Here is a simple example:

(defn wrap-content-type [handler content-type]
  (fn [request]
    (let [response (handler request)]
      (assoc-in response [:headers "Content-Type"] content-type))))

This middleware function adds a "Content-Type" header to every response generated by the handler. It will only work with synchronous handlers, but we can extend it to support both synchronous and asynchronous handlers:

(defn content-type-response [response content-type]
  (assoc-in response [:headers "Content-Type"] content-type))

(defn wrap-content-type [handler content-type]
  (fn
    ([request]
      (-> (handler request) (content-type-response content-type)))
    ([request respond raise]
      (handler request #(respond (content-type-response % content-type)) raise))))

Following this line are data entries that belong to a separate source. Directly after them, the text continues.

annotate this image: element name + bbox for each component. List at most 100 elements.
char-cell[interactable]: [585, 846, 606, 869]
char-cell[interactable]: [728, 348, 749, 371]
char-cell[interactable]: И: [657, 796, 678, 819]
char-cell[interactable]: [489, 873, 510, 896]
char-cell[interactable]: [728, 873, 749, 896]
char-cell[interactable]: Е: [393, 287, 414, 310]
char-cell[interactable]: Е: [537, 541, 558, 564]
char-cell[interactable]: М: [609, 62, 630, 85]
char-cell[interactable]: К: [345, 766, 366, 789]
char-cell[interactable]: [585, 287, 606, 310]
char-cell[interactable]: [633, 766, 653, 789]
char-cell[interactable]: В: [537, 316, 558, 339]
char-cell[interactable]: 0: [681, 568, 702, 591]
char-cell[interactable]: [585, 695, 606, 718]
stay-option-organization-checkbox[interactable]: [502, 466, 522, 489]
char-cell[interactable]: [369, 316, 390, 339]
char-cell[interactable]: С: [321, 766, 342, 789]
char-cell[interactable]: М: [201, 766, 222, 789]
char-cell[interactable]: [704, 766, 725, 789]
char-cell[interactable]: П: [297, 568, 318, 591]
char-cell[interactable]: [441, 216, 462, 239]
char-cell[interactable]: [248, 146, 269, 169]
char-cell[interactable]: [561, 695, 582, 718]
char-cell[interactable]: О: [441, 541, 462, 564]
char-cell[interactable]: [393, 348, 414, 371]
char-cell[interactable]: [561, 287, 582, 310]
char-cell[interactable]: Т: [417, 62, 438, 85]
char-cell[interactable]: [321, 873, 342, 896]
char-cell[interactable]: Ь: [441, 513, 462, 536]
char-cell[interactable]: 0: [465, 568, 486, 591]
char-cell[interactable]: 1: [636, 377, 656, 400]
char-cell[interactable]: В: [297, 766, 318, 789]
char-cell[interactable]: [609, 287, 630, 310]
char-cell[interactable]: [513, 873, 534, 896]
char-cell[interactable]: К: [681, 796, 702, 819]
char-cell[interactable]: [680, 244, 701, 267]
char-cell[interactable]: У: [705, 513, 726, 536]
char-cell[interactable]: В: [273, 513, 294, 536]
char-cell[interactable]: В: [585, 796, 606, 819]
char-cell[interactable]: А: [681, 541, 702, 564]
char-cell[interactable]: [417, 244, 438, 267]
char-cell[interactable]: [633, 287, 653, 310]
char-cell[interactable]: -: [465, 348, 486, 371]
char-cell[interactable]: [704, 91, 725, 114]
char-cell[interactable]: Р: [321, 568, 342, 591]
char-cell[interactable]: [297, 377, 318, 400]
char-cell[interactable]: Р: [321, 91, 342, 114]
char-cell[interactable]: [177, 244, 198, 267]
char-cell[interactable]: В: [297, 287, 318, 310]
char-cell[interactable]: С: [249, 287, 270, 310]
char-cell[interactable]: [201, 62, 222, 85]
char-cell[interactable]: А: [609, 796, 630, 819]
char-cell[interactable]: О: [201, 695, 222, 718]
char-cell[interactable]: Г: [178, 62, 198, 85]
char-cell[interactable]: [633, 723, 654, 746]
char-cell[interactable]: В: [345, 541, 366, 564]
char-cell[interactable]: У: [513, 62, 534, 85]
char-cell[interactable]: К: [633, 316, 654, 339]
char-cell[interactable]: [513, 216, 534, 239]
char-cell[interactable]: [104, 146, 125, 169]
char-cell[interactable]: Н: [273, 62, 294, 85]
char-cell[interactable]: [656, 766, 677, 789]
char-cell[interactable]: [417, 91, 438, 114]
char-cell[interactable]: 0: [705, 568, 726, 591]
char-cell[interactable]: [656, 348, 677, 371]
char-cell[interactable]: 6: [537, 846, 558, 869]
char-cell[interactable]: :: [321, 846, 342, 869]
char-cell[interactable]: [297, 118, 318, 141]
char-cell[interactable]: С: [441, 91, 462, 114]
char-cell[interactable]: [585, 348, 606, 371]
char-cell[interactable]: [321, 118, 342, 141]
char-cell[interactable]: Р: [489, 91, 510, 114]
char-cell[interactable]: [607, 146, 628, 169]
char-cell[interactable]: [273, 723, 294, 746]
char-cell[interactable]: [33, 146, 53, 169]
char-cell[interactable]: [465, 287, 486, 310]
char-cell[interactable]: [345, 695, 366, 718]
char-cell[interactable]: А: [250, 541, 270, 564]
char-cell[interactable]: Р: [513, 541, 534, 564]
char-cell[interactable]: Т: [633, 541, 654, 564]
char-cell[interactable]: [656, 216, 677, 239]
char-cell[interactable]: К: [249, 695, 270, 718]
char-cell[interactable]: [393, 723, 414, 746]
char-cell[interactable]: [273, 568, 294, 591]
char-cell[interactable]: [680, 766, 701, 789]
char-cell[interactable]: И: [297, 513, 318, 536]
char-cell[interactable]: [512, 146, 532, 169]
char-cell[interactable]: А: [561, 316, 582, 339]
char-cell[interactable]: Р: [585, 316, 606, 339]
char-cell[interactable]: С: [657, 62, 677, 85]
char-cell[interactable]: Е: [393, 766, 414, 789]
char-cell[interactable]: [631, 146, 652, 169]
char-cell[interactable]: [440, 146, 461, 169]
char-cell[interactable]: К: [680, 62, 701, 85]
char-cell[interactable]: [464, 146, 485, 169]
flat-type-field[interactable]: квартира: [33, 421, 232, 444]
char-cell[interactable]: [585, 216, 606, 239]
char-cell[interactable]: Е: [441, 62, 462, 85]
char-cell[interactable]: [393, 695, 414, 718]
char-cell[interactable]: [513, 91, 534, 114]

Notice that we factored out the common code that changes the response into its own function. By convention, if wrap-foo is our middleware function, then foo-request and foo-response are helper functions that operate on the request and response.

Once this middleware is written, it can be applied to a handler:

(def app
  (wrap-content-type handler "text/html"))

This defines a new handler, app that consists of the handler handler with the wrap-content-type middleware applied.

The threading macro (->) can be used to chain middleware together:

(def app
  (-> handler
      (wrap-content-type "text/html")
      (wrap-keyword-params)
      (wrap-params)))

Middleware is used often in Ring, and is used to provide much of its functionality beyond handling raw HTTP requests. Parameters, sessions, and file uploading is all handled by middleware in the Ring standard library.